French President Emmanuel Macron announced on September 16 the death of ISIS leader in the Greater Sahara, Adnan Abu Walid al-Sahrawi.
He said al-Sahrawi was killed in an operation by French forces in the African Sahel region.
French Foreign Minister, Jean-Yves Le Drian, praised his country’s forces, describing Sahrawi as ‘the first enemy of the people’.
Macron wrote on Twitter that Sahrawi, the leader of ISIS in the Greater Sahara, was neutralized by the French forces.
“This is another great success in our battle against terrorist groups in the Sahel,” the French leader wrote.
French Defense Minister, Florence Parly, said her country’s army and intelligence contributed to the long-running hunt for the ISIS leader.
She described his killing as a ‘decisive blow to ISIS’.
According to a statement by a spokesman for the French presidency, Sahrawi was responsible for cowardly and deadly attacks against civilians and security forces in Niger, Mali and Burkina Faso.
The European Center for Counter-Terrorism Studies said Sahrawi’s killing would have different repercussions on ISIS in the Greater Sahara.
This man, it said, is a leading figure with many relations in the region.

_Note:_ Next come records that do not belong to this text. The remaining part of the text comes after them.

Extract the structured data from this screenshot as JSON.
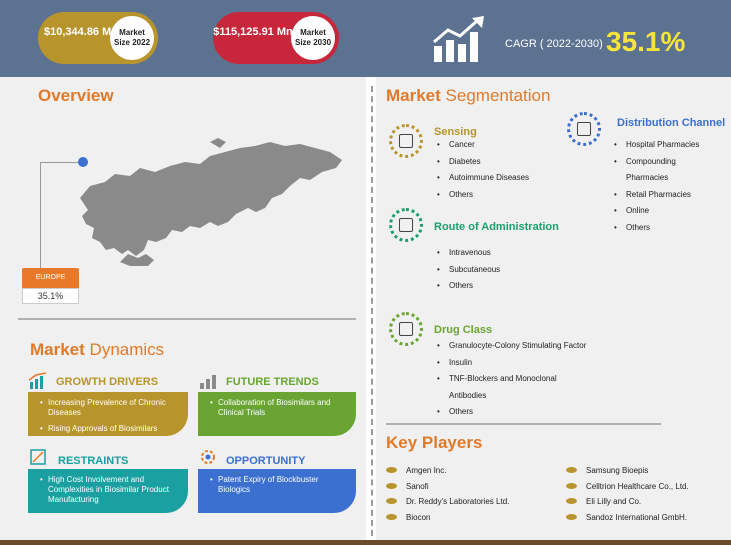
{
  "header": {
    "size_2022_value": "$10,344.86 Mn",
    "size_2022_label": "Market Size 2022",
    "size_2030_value": "$115,125.91 Mn",
    "size_2030_label": "Market Size 2030",
    "cagr_label": "CAGR ( 2022-2030)",
    "cagr_value": "35.1%",
    "colors": {
      "gold": "#b8942c",
      "red": "#c8263a",
      "banner": "#5b7290",
      "cagr": "#f6e43c"
    }
  },
  "overview": {
    "title_a": "Overview",
    "region_label": "EUROPE",
    "region_value": "35.1%"
  },
  "dynamics": {
    "title_a": "Market",
    "title_b": "Dynamics",
    "growth": {
      "title": "GROWTH DRIVERS",
      "items": [
        "Increasing Prevalence of Chronic Diseases",
        "Rising Approvals of Biosimilars"
      ]
    },
    "trends": {
      "title": "FUTURE TRENDS",
      "items": [
        "Collaboration of Biosimilars and Clinical Trials"
      ]
    },
    "restraints": {
      "title": "RESTRAINTS",
      "items": [
        "High Cost Involvement and Complexities in Biosimilar Product Manufacturing"
      ]
    },
    "opportunity": {
      "title": "OPPORTUNITY",
      "items": [
        "Patent Expiry of Blockbuster Biologics"
      ]
    }
  },
  "segmentation": {
    "title_a": "Market",
    "title_b": "Segmentation",
    "sensing": {
      "title": "Sensing",
      "items": [
        "Cancer",
        "Diabetes",
        "Autoimmune Diseases",
        "Others"
      ]
    },
    "distribution": {
      "title": "Distribution Channel",
      "items": [
        "Hospital Pharmacies",
        "Compounding Pharmacies",
        "Retail Pharmacies",
        "Online",
        "Others"
      ]
    },
    "route": {
      "title": "Route of Administration",
      "items": [
        "Intravenous",
        "Subcutaneous",
        "Others"
      ]
    },
    "drug": {
      "title": "Drug Class",
      "items": [
        "Granulocyte-Colony Stimulating Factor",
        "Insulin",
        "TNF-Blockers and Monoclonal Antibodies",
        "Others"
      ]
    }
  },
  "key_players": {
    "title": "Key Players",
    "left": [
      "Amgen Inc.",
      "Sanofi",
      "Dr. Reddy's Laboratories Ltd.",
      "Biocon"
    ],
    "right": [
      "Samsung Bioepis",
      "Celltrion Healthcare Co., Ltd.",
      "Eli Lilly and Co.",
      "Sandoz International GmbH."
    ]
  }
}
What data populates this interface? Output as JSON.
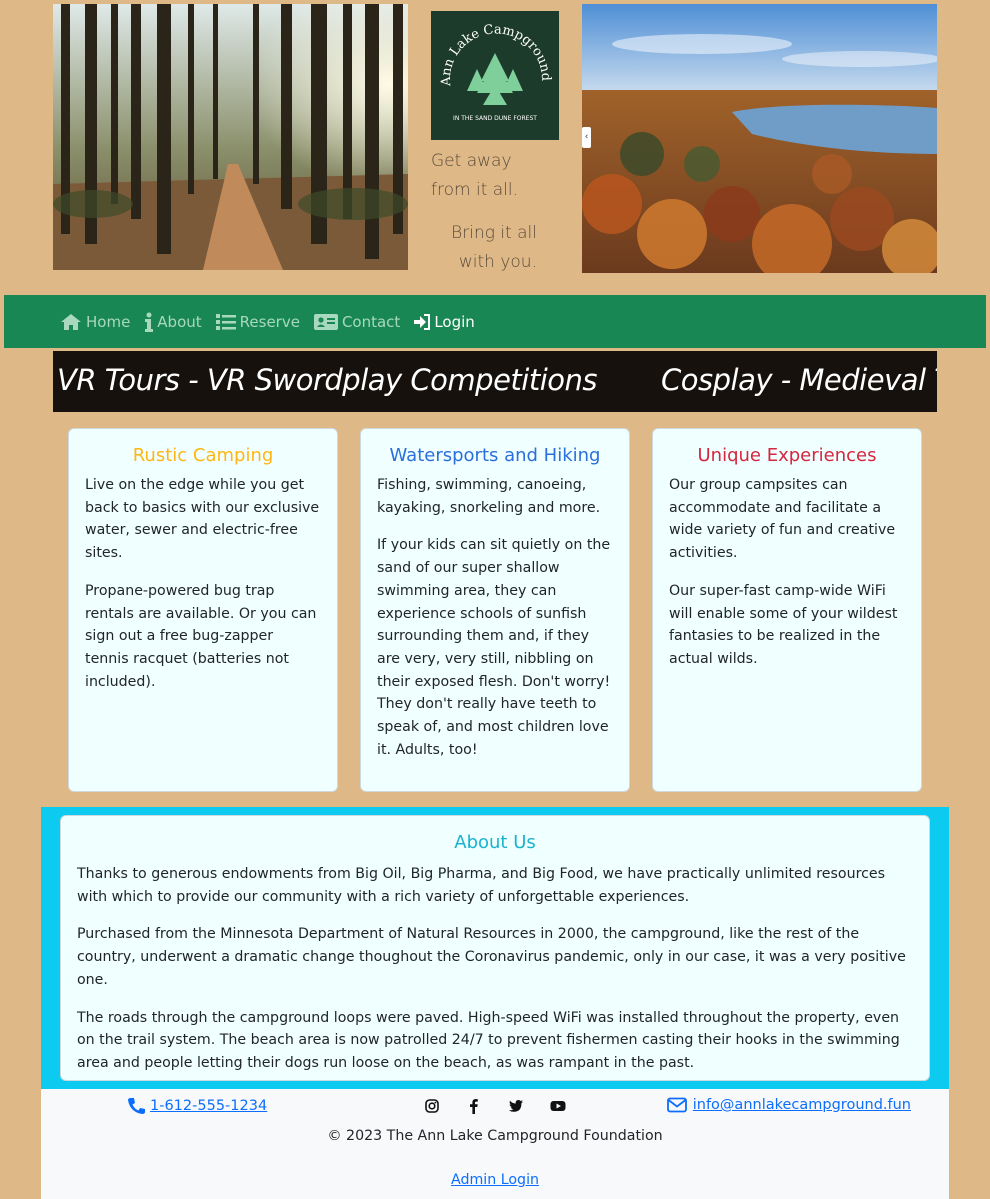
{
  "header": {
    "logo": {
      "name": "Ann Lake Campground",
      "subtitle": "IN THE SAND DUNE FOREST"
    },
    "tagline_1": "Get away from it all.",
    "tagline_2": "Bring it all with you.",
    "images": [
      "forest-trail-photo",
      "autumn-lake-aerial-photo"
    ]
  },
  "nav": {
    "items": [
      {
        "label": "Home",
        "icon": "home-icon"
      },
      {
        "label": "About",
        "icon": "info-icon"
      },
      {
        "label": "Reserve",
        "icon": "list-icon"
      },
      {
        "label": "Contact",
        "icon": "id-card-icon"
      },
      {
        "label": "Login",
        "icon": "sign-in-icon",
        "active": true
      }
    ]
  },
  "marquee": {
    "text_1": "VR Tours - VR Swordplay Competitions",
    "text_2": "Cosplay - Medieval Tour"
  },
  "cards": [
    {
      "title": "Rustic Camping",
      "color": "#ffb612",
      "paragraphs": [
        "Live on the edge while you get back to basics with our exclusive water, sewer and electric-free sites.",
        "Propane-powered bug trap rentals are available. Or you can sign out a free bug-zapper tennis racquet (batteries not included)."
      ]
    },
    {
      "title": "Watersports and Hiking",
      "color": "#2a6fdb",
      "paragraphs": [
        "Fishing, swimming, canoeing, kayaking, snorkeling and more.",
        "If your kids can sit quietly on the sand of our super shallow swimming area, they can experience schools of sunfish surrounding them and, if they are very, very still, nibbling on their exposed flesh. Don't worry! They don't really have teeth to speak of, and most children love it. Adults, too!"
      ]
    },
    {
      "title": "Unique Experiences",
      "color": "#d7263d",
      "paragraphs": [
        "Our group campsites can accommodate and facilitate a wide variety of fun and creative activities.",
        "Our super-fast camp-wide WiFi will enable some of your wildest fantasies to be realized in the actual wilds."
      ]
    }
  ],
  "about": {
    "title": "About Us",
    "paragraphs": [
      "Thanks to generous endowments from Big Oil, Big Pharma, and Big Food, we have practically unlimited resources with which to provide our community with a rich variety of unforgettable experiences.",
      "Purchased from the Minnesota Department of Natural Resources in 2000, the campground, like the rest of the country, underwent a dramatic change thoughout the Coronavirus pandemic, only in our case, it was a very positive one.",
      "The roads through the campground loops were paved. High-speed WiFi was installed throughout the property, even on the trail system. The beach area is now patrolled 24/7 to prevent fishermen casting their hooks in the swimming area and people letting their dogs run loose on the beach, as was rampant in the past."
    ]
  },
  "footer": {
    "phone": "1-612-555-1234",
    "email": "info@annlakecampground.fun",
    "socials": [
      "instagram-icon",
      "facebook-icon",
      "twitter-icon",
      "youtube-icon"
    ],
    "copyright": "© 2023 The Ann Lake Campground Foundation",
    "admin_login": "Admin Login"
  },
  "colors": {
    "page_bg": "#deb887",
    "navbar_bg": "#198754",
    "about_band": "#0dcaf0",
    "card_bg": "#f0ffff",
    "link": "#0d6efd"
  }
}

“He has combat expertise and many followers,” the center said.
It added that ISIS would spend a long time to compensate Sahrawi’s absence and select a successor.
Al-Qaeda, known in the region by the name Jama’at Nusrat al-Islam, which includes the largest alliance of terrorist groups, stands to benefit from Sahrawi’s killing.
The terrorist group is expected to expand its activities and influence in the Great Sahara and the African coast, taking advantage of the fragility of security conditions in African countries.